Relevant legislative provisions
Section 149-30(1) of the Income Tax Assessment Act 1997 (ITAA 1997)
Reasons for decision
These reasons for decision accompany the Notice of private ruling for Company F ATF Trust A and Company G ATF Trust B.
While these reasons are not part of the private ruling, we provide them to help you to understand how we reached our decision.
Summary
We are satisfied that no significant change has occurred in the majority underlying ownership of any of the relevant trusts up to the date of sale of the business. As such, the units held by Trust A and Trust B in Trust C are considered pre-CGT assets on the date of the sale of the business.
Detailed reasoning
Subsection 149-30(1) of the Income Tax Assessment Act 1997 (ITAA 1997) and Taxation Ruling IT 2340 Income tax: capital gains: deemed acquisitions of assets by a taxpayer after 19 September 1985 where a change occurs in the underlying ownership of assets acquired by the taxpayer on or before that date (IT 2340) provide guidance when a CGT asset loses its pre-CGT status.

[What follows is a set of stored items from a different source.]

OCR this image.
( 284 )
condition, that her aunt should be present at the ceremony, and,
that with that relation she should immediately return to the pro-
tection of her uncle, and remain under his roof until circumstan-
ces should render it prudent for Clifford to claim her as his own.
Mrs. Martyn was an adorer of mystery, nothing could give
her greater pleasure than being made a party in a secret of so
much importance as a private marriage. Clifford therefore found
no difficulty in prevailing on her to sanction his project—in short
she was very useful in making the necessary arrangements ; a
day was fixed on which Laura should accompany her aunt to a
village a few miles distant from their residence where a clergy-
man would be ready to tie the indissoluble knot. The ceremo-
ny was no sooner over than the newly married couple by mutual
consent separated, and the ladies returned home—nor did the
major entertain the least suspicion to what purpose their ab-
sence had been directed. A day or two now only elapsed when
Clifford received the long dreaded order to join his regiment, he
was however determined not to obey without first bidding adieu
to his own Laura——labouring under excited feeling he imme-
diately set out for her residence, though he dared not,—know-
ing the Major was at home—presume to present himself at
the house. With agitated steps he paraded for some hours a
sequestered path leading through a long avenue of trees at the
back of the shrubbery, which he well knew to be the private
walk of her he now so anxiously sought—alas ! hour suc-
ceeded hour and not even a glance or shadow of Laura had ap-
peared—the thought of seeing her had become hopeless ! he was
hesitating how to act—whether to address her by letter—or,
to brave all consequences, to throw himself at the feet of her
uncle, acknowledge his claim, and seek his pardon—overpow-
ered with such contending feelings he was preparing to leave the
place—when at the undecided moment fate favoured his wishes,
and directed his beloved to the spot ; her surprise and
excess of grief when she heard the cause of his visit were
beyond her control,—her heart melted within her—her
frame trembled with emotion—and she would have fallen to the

They apply when a taxpayer has acquired assets prior to 20 September 1985 and on or after that date there is a change of 50 per cent or more in the majority underlying ownership of the assets.
Subsection 149-30(1) states that:
The asset stops being a *pre-CGT asset at the earliest time when *majority underlying interests in the asset were not had by *ultimate owners who had *majority underlying interests in the asset immediately before 20 September 1985.
IT 2340 further elaborates that where such a change occurs the provision operates to deem the assets to have been acquired after 19 September 1985 so that any subsequent real capital gain on the assets will fall within the tax base. Paragraph 2 of IT 2340 also states that the clear policy of the law thus permits and requires that, for the purposes of the relevant provisions, chains of companies, partnerships and trusts are to be “looked through” in order to determine whether there has been a change in the effective interests of natural persons in the assets.
Where within those chains of entities there is a discretionary trusts, IT 2340 states1:
5. In relation to what are generally referred to as discretionary trusts, i.e., family trusts, the trustees of which have discretionary powers as to the distribution of trust income or property to beneficiaries, in considering the question of whether majority underlying interests have been maintained in the assets of the trust it will be relevant to take into account the way in which the discretionary powers of the trustees are in fact exercised.
6. Where a trustee continues to administer a trust for the benefit of members of a particular family, for example, it will not bring section 160ZZS into application merely because distributions to family members who are beneficiaries are made in such amounts and to such of those beneficiaries as the trustee determines in the exercise of his discretion.
7. In such a case the Commissioner would, in terms of sub-section 160ZZS(1), find it reasonable to assume that for all practical purposes the majority underlying interests in the trust assets have not changed. That is consistent with the role of the section to close potential avenues for avoidance of tax in cases where there is a substantial change in underlying ownership of assets and the legislative guidance contained in Subdivision G of Division 3 of Part III of the Act. On that basis, trust assets acquired by the trustee before 20 September 1985 would remain outside the scope of the capital gains and losses provisions of the Act.
To maintain the pre-CGT status of your asset, under subsection 149-30(1) of the ITAA 1997 and IT 2340, there must not be a significant change in the majority underlying ownership of the asset since the pre-CGT date. In your case, since there were no significant changes in the beneficiaries, even when look through the chain of entities to the family trusts, the Commissioner does find it reasonable to assume that for all practical purposes that there has not been a change in majority underlying interests of the trust. Therefore subsection 149-30(1) of the ITAA 1997 does not apply and the units held will retain their pre-CGT status.